Minister of Social Justice and Empowerment, Government of Gujarat
- In office 26 December 2017 – September 2021
- Preceded by: Atmaram Parmar
- Succeeded by: Pradip Parmar

Member of the Gujarat Legislative Assembly
- Incumbent
- Assumed office 2017
- Constituency: Bardoli

Personal details
- Born: 1 March 1971 (age 55) Bardoli, Surat district
- Party: Bharatiya Janata Party

= Ishwarbhai Parmar =

Indian politician

Ishwarbhai Ramanbhai Parmar (born 1971) is an Indian politician from Gujarat. He is a member of the Gujarat Legislative Assembly. He won the 2022 Gujarat Legislative Assembly election representing the Bharatiya Janata Party from Bardoli Assembly constituency, which is reserved for Scheduled Caste community, in Surat district.

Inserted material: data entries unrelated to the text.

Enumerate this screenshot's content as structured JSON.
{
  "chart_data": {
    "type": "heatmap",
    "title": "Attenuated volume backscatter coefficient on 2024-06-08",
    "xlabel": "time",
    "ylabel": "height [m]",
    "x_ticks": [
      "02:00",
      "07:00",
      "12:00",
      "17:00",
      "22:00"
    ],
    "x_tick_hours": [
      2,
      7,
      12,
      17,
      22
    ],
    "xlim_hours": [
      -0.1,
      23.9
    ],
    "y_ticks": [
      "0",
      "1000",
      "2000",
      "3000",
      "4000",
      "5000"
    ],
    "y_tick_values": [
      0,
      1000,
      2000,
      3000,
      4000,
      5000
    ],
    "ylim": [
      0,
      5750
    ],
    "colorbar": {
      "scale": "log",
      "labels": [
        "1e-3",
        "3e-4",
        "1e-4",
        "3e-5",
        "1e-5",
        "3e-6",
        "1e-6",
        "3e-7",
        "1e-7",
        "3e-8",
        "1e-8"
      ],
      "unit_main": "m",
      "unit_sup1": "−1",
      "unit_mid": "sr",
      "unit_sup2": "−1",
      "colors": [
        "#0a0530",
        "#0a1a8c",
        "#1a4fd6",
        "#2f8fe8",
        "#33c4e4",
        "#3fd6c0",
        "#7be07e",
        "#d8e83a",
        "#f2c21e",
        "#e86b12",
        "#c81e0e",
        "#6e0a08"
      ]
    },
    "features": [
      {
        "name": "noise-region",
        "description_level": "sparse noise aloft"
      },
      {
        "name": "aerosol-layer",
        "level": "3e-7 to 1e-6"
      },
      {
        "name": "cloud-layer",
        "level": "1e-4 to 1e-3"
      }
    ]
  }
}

== Early life and education ==
Parmar is from Bardoli, Surat district, Gujarat. He is the son of Ramanbhai Sukhabhai Parmar. He studied Class 12 at MB Vamdot Sarvajanik High School, Bardoli in 1990 but failed badly to clear the examinations.

== Career ==
Parmar won from Bardoli Assembly constituency representing the Bharatiya Janata Party in the 2022 Gujarat Legislative Assembly election. He polled 118,527 votes and defeated his nearest rival, Pannaben Patel of the Indian National Congress, by a margin of 89,948 votes. He first became an MLA winning the 2012 Gujarat Legislative Assembly election representing the BJP from Bardoli. He retained the seat in the 2017 Gujarat Legislative Assembly election. He won for a third straight time in the 2022 Assembly election.